C’est en vain que de retour dans la civilisation moderne, on cherche à reprendre goût à sa vie d’Européen ! Peut-on oublier les soirées merveilleuses où l’on devise gaiement sous les plus limpides clairs de lune que la terre connaisse, dans le chant caressant, le tendre chant des Imzaden et parfois le bruit guerrier que font les sabres frappés en cadence des esclaves dansants, ou encore les timides voix des chœurs alternés de jeunes filles...
D’un col nous découvrons soudain, à nos pieds, tapi dans la vallée de l’oued In-Fergan, un gros campement de riches tentes en peaux.
C’est la « cour » de la Tamenoukalt (reine), femme d’Aramouk.
Après qu’un de mes hommes eut été avertir de mon arrivée imminente et qu’un Targui eut fait signe, en agitant un long voile, qu’on nous attendait, nous marchons au galop, selon l’usage, vers les trois principaux seigneurs du camp qui viennent à notre rencontre dans toute la pompe de leurs voiles et de leurs « dokkali »[90].
Du haut de mon mehari, je reçois l’hommage qu’ils doivent à l’officier français, ainsi que le salut et les souhaits de bienvenue de la Tamenoukalt.
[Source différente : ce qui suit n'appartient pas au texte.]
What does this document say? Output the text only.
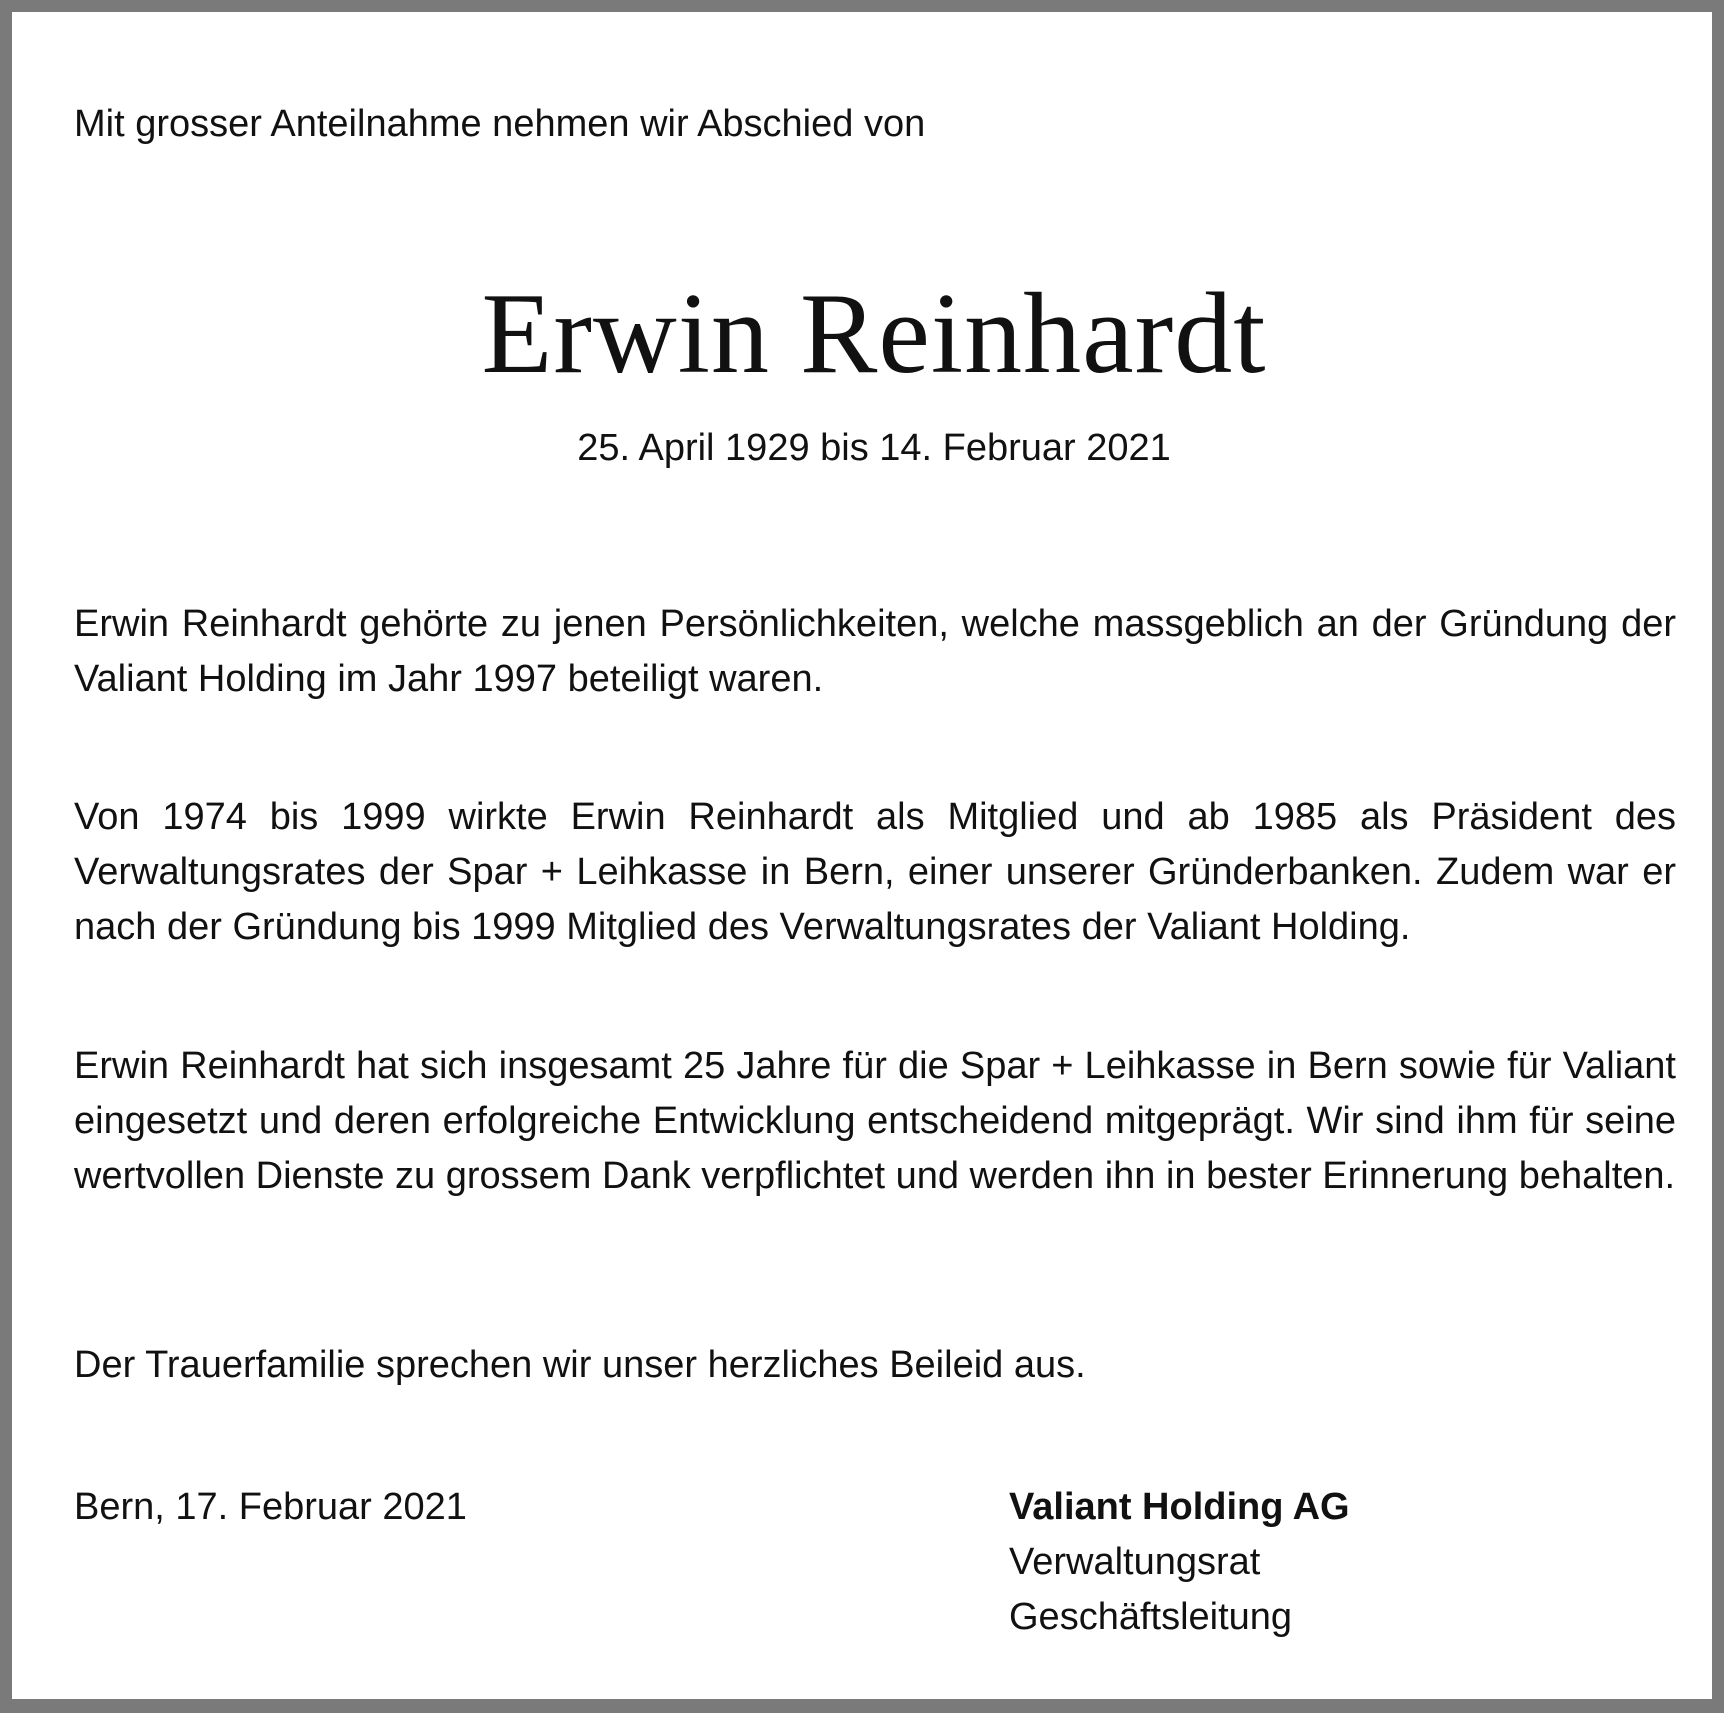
Mit grosser Anteilnahme nehmen wir Abschied von
Erwin Reinhardt
25. April 1929 bis 14. Februar 2021

Erwin Reinhardt gehörte zu jenen Persönlichkeiten, welche massgeblich an der Gründung der Valiant Holding im Jahr 1997 beteiligt waren.

Von 1974 bis 1999 wirkte Erwin Reinhardt als Mitglied und ab 1985 als Präsident des Verwaltungsrates der Spar + Leihkasse in Bern, einer unserer Gründerbanken. Zudem war er nach der Gründung bis 1999 Mitglied des Verwaltungsrates der Valiant Holding.

Erwin Reinhardt hat sich insgesamt 25 Jahre für die Spar + Leihkasse in Bern sowie für Valiant eingesetzt und deren erfolgreiche Entwicklung entscheidend mitgeprägt. Wir sind ihm für seine wertvollen Dienste zu grossem Dank verpflichtet und werden ihn in bester Erinnerung behalten.

Der Trauerfamilie sprechen wir unser herzliches Beileid aus.

Bern, 17. Februar 2021	Valiant Holding AG
Verwaltungsrat
Geschäftsleitung
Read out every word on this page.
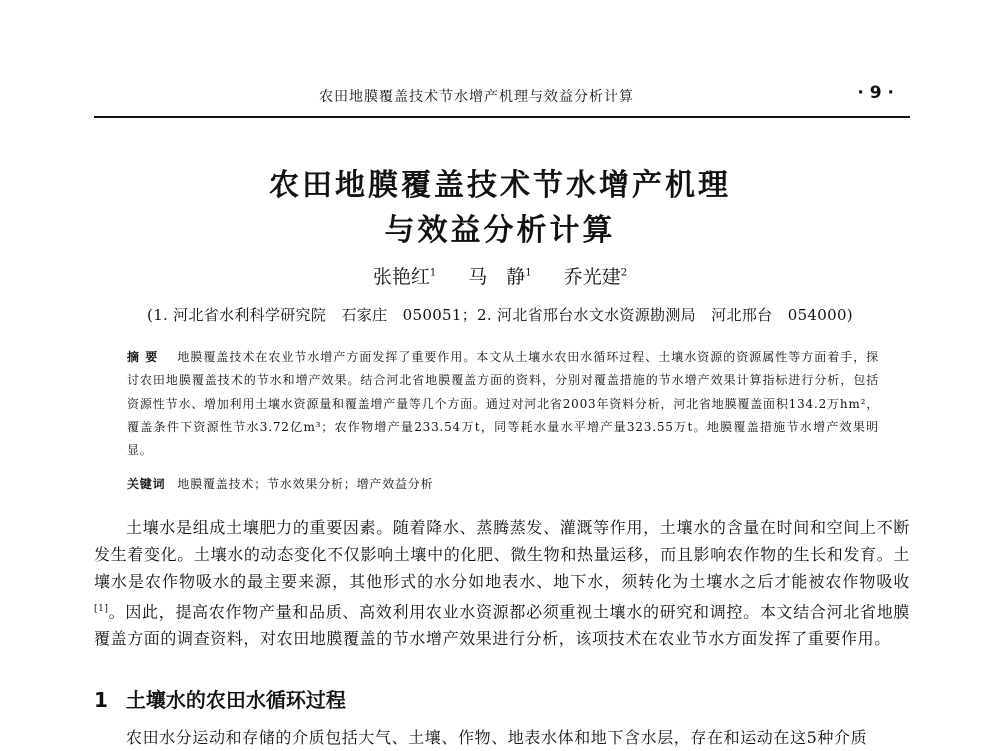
农田地膜覆盖技术节水增产机理与效益分析计算	· 9 ·
农田地膜覆盖技术节水增产机理
与效益分析计算
张艳红$^1$ 马　静$^1$ 乔光建$^2$
(1. 河北省水利科学研究院　石家庄　050051；2. 河北省邢台水文水资源勘测局　河北邢台　054000)
摘要 地膜覆盖技术在农业节水增产方面发挥了重要作用。本文从土壤水农田水循环过程、土壤水资源的资源属性等方面着手，探讨农田地膜覆盖技术的节水和增产效果。结合河北省地膜覆盖方面的资料，分别对覆盖措施的节水增产效果计算指标进行分析，包括资源性节水、增加利用土壤水资源量和覆盖增产量等几个方面。通过对河北省2003年资料分析，河北省地膜覆盖面积134.2万hm²，覆盖条件下资源性节水3.72亿m³；农作物增产量233.54万t，同等耗水量水平增产量323.55万t。地膜覆盖措施节水增产效果明显。
关键词 地膜覆盖技术；节水效果分析；增产效益分析

土壤水是组成土壤肥力的重要因素。随着降水、蒸腾蒸发、灌溉等作用，土壤水的含量在时间和空间上不断发生着变化。土壤水的动态变化不仅影响土壤中的化肥、微生物和热量运移，而且影响农作物的生长和发育。土壤水是农作物吸水的最主要来源，其他形式的水分如地表水、地下水，须转化为土壤水之后才能被农作物吸收[1]。因此，提高农作物产量和品质、高效利用农业水资源都必须重视土壤水的研究和调控。本文结合河北省地膜覆盖方面的调查资料，对农田地膜覆盖的节水增产效果进行分析，该项技术在农业节水方面发挥了重要作用。

1 土壤水的农田水循环过程
农田水分运动和存储的介质包括大气、土壤、作物、地表水体和地下含水层，存在和运动在这5种介质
Puis sous une tente rapidement dressée à l’endroit que l’on me demande de désigner selon mon bon plaisir, nous nous lions rapidement dans les nombreux thés de rigueur.
En l’absence d’Aramouk, son khalifat me fait les honneurs qu’un vassal de la France doit à un officier français (palabre, repas de fête, etc.), puis je me rends en la tente de la Tamenoukalt, en sa tente aux piliers sculptés.